La Commission nationale des droits de l’Homme (CNDH), avec d’autres organisations, était impliquée dans l’observation des dernières élections législatives. Dans l’interview qui suit, le président de la CNDH livre son analyse sur les résultats de ces joutes électorales et la configuration politique du Parlement
L’Essor : Les députés ont, au cours de la séance inaugurale de la nouvelle Assemblée nationale, choisi comme président l’honorable Moussa Timbiné comme président de l’institution. Qu’en pensez-vous ?
Aguibou Bouaré : Il faut tout d’abord regretter la fraude massive, l’achat de conscience et les violences qui ont émaillé ces élections, portant atteinte au droit de certains citoyens de participer au vote (non ouverture de certains bureaux de vote, enlèvement d’urnes, enlèvement de certains candidats…).

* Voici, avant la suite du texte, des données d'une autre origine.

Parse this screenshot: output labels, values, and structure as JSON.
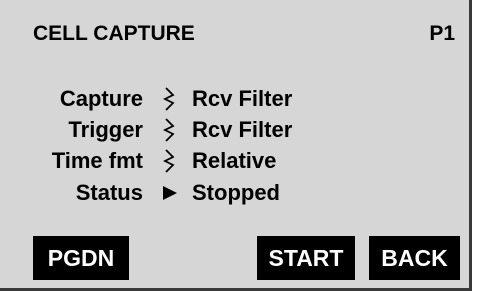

On ne peut passer sous silence l’arrêt de la Cour constitutionnelle ayant constaté de nombreuses irrégularités rédhibitoires, et annulé de nombreuses voix, aboutissant par conséquent à des résultats souvent violemment contestés à travers le pays.

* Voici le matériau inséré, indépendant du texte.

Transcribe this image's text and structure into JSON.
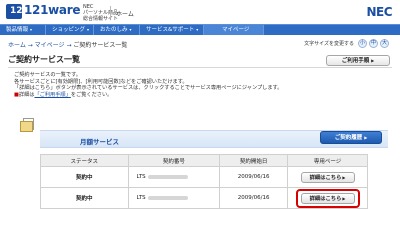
{
  "header": {
    "logo_mark": "121",
    "logo_text": "121ware",
    "logo_sub": [
      "NEC",
      "パーソナル商品",
      "総合情報サイト"
    ],
    "home_label": "ホーム",
    "nec_logo": "NEC"
  },
  "nav": {
    "items": [
      {
        "label": "製品情報"
      },
      {
        "label": "ショッピング"
      },
      {
        "label": "おたのしみ"
      },
      {
        "label": "サービス&サポート"
      },
      {
        "label": "マイページ"
      }
    ],
    "chevron": "▾"
  },
  "breadcrumb": {
    "home": "ホーム",
    "sep1": " → ",
    "mypage": "マイページ",
    "sep2": " → ",
    "current": "ご契約サービス一覧"
  },
  "font_size": {
    "label": "文字サイズを変更する",
    "small": "小",
    "medium": "中",
    "large": "大"
  },
  "page": {
    "title": "ご契約サービス一覧",
    "guide_button": "ご利用手順"
  },
  "description": {
    "line1": "ご契約サービスの一覧です。",
    "line2": "各サービスごとに[有効期限]、[利用可能回数]などをご確認いただけます。",
    "line3": "「詳細はこちら」ボタンが表示されているサービスは、クリックすることでサービス専用ページにジャンプします。",
    "line4_mark": "■",
    "line4_pre": "詳細は",
    "line4_link": "「ご利用手順」",
    "line4_post": "をご覧ください。"
  },
  "monthly": {
    "title": "月額サービス",
    "history_button": "ご契約履歴"
  },
  "table": {
    "headers": {
      "status": "ステータス",
      "contract_no": "契約番号",
      "start_date": "契約開始日",
      "dedicated_page": "専用ページ"
    },
    "rows": [
      {
        "status": "契約中",
        "contract_prefix": "LTS",
        "start_date": "2009/06/16",
        "button": "詳細はこちら"
      },
      {
        "status": "契約中",
        "contract_prefix": "LTS",
        "start_date": "2009/06/16",
        "button": "詳細はこちら"
      }
    ]
  },
  "colors": {
    "brand_blue": "#1a4fa3",
    "nav_blue": "#2e6cc4",
    "highlight_red": "#d80000"
  }
}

N’étant pas un acteur politique, je me garde de faire une quelconque analyse politique encore moins un jugement de valeur sur le président élu de la nouvelle législature. J’apprécie la symbolique du changement générationnel et formule les vœux pour le nouveau président de l’Assemblée nationale, dans l’intérêt et pour l’image du Mali, qu’il puisse démentir, au prix d’efforts et de sacrifices, toutes les faiblesses et insuffisances qu’une bonne partie de l’opinion nationale lui reproche, notamment en lien avec son parcours. Je lui souhaite bonne chance, dans l’intérêt supérieur du Mali, afin que le pouvoir législatif puisse véritablement jouer son rôle dans le sens de l’ancrage démocratique impliquant singulièrement l’indépendance des pouvoirs exécutif, législatif et judiciaire.
L’Essor : Le Mali a désormais une nouvelle Assemblée nationale à la lumière des résultats définitifs proclamés par la Cour constitutionnelle. Quelle analyse faites-vous de la configuration de cette 6è législature ?

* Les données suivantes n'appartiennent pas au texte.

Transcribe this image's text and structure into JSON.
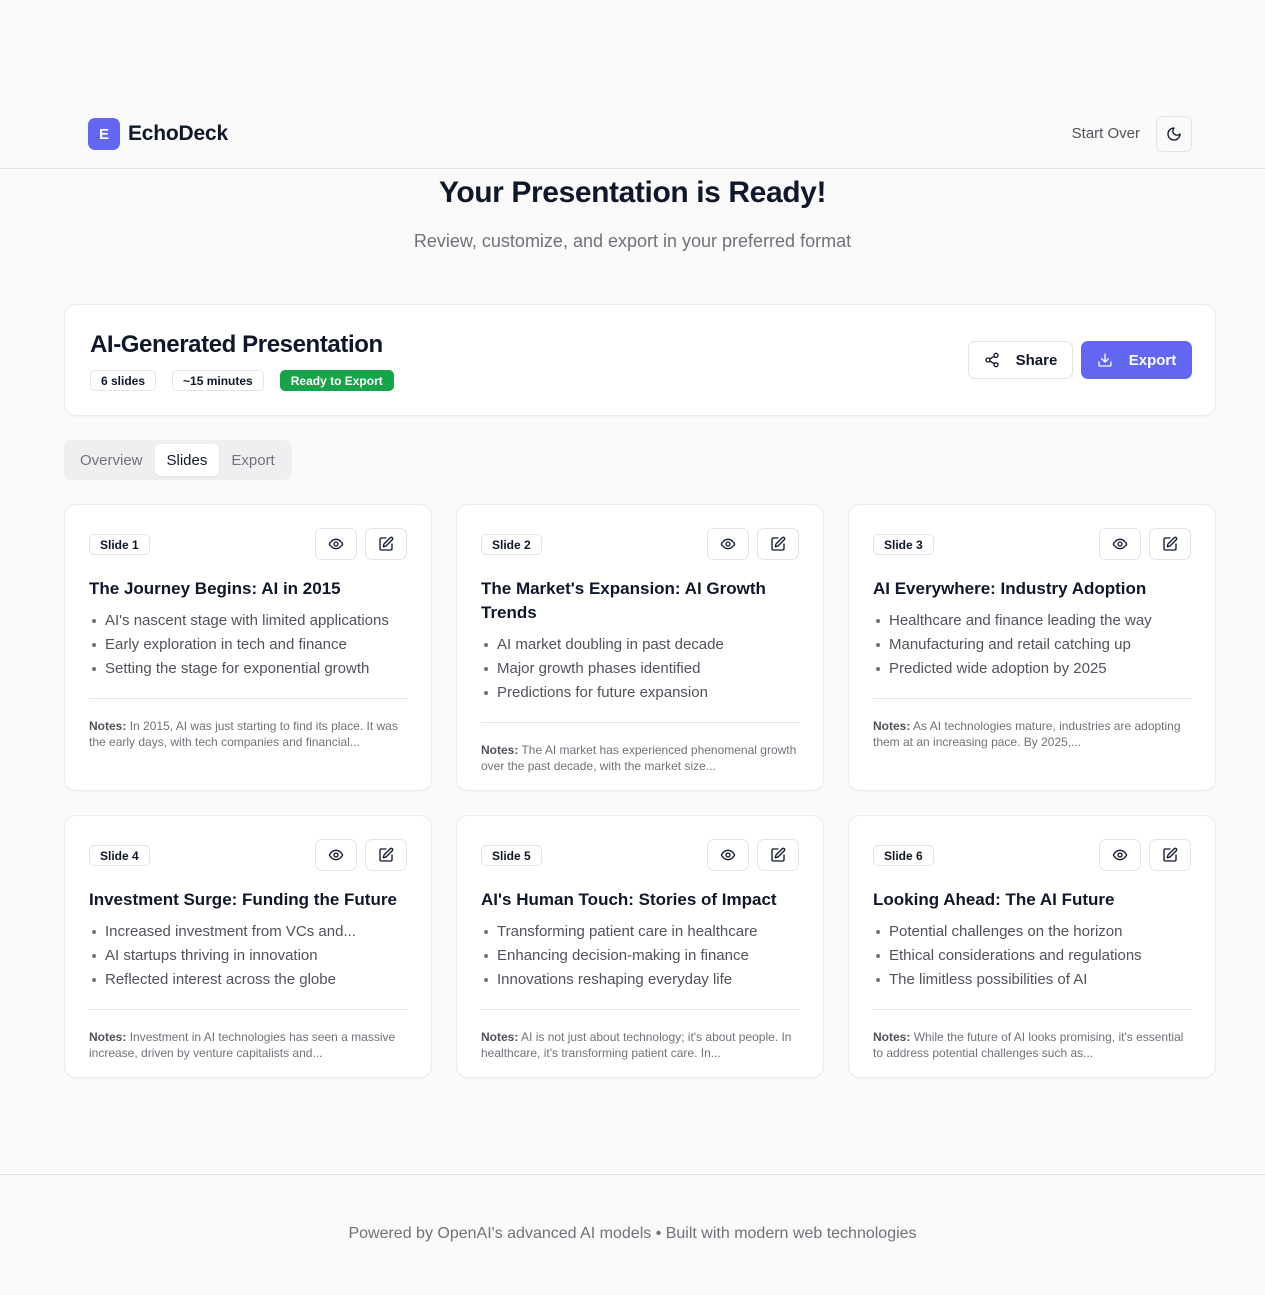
{
  "header": {
    "logo_letter": "E",
    "app_name": "EchoDeck",
    "start_over_label": "Start Over",
    "theme_icon": "moon-icon"
  },
  "hero": {
    "title": "Your Presentation is Ready!",
    "subtitle": "Review, customize, and export in your preferred format"
  },
  "presentation": {
    "title": "AI-Generated Presentation",
    "slide_count": "6 slides",
    "duration": "~15 minutes",
    "status": "Ready to Export",
    "status_color": "#16a34a",
    "share_label": "Share",
    "export_label": "Export",
    "accent_color": "#6366f1"
  },
  "tabs": [
    {
      "label": "Overview",
      "active": false
    },
    {
      "label": "Slides",
      "active": true
    },
    {
      "label": "Export",
      "active": false
    }
  ],
  "slides": [
    {
      "badge": "Slide 1",
      "title": "The Journey Begins: AI in 2015",
      "bullets": [
        "AI's nascent stage with limited applications",
        "Early exploration in tech and finance",
        "Setting the stage for exponential growth"
      ],
      "notes_label": "Notes:",
      "notes": "In 2015, AI was just starting to find its place. It was the early days, with tech companies and financial..."
    },
    {
      "badge": "Slide 2",
      "title": "The Market's Expansion: AI Growth Trends",
      "bullets": [
        "AI market doubling in past decade",
        "Major growth phases identified",
        "Predictions for future expansion"
      ],
      "notes_label": "Notes:",
      "notes": "The AI market has experienced phenomenal growth over the past decade, with the market size..."
    },
    {
      "badge": "Slide 3",
      "title": "AI Everywhere: Industry Adoption",
      "bullets": [
        "Healthcare and finance leading the way",
        "Manufacturing and retail catching up",
        "Predicted wide adoption by 2025"
      ],
      "notes_label": "Notes:",
      "notes": "As AI technologies mature, industries are adopting them at an increasing pace. By 2025,..."
    },
    {
      "badge": "Slide 4",
      "title": "Investment Surge: Funding the Future",
      "bullets": [
        "Increased investment from VCs and...",
        "AI startups thriving in innovation",
        "Reflected interest across the globe"
      ],
      "notes_label": "Notes:",
      "notes": "Investment in AI technologies has seen a massive increase, driven by venture capitalists and..."
    },
    {
      "badge": "Slide 5",
      "title": "AI's Human Touch: Stories of Impact",
      "bullets": [
        "Transforming patient care in healthcare",
        "Enhancing decision-making in finance",
        "Innovations reshaping everyday life"
      ],
      "notes_label": "Notes:",
      "notes": "AI is not just about technology; it's about people. In healthcare, it's transforming patient care. In..."
    },
    {
      "badge": "Slide 6",
      "title": "Looking Ahead: The AI Future",
      "bullets": [
        "Potential challenges on the horizon",
        "Ethical considerations and regulations",
        "The limitless possibilities of AI"
      ],
      "notes_label": "Notes:",
      "notes": "While the future of AI looks promising, it's essential to address potential challenges such as..."
    }
  ],
  "slide_icons": {
    "view": "eye-icon",
    "edit": "edit-icon"
  },
  "footer": {
    "text": "Powered by OpenAI's advanced AI models • Built with modern web technologies"
  }
}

Aguibou Bouaré : L’analyse que je fais de la configuration politique de la nouvelle Assemblée nationale porte sur deux aspects. Dans un premier temps, en tant que légaliste, je suis obligé de m’incliner devant les résultats définitifs proclamés par la Cour constitutionnelle, malgré tout ce qu’on peut reprocher au déroulement des élections, en termes de fraude massive, d’achats de conscience. Deuxième élément, ce sont des nouveaux députés qui ont été élus. Nous avons constaté qu’il y a eu beaucoup de départs et de nouvelles arrivées. On note une augmentation non négligeable du nombre de femmes députées. Nous estimons que, dans l’ensemble, il y a des personnalités crédibles qui représentent objectivement des valeurs, c’est au crédit de la nouvelle législature.
En revanche, nous estimons qu’il y a d’autres éléments qui vont faire de la figuration. Il faut déplorer également la présence de ceux qui se sont imposés par la force des moyens financiers en abusant de la misère des populations. Or, le souhait, c’est quand même d’avoir au niveau de la deuxième institution de la République des personnes de valeur qui puissent légitimement représenter les intérêts de la société, voter de meilleures lois, contrôler efficacement l’action gouvernementale…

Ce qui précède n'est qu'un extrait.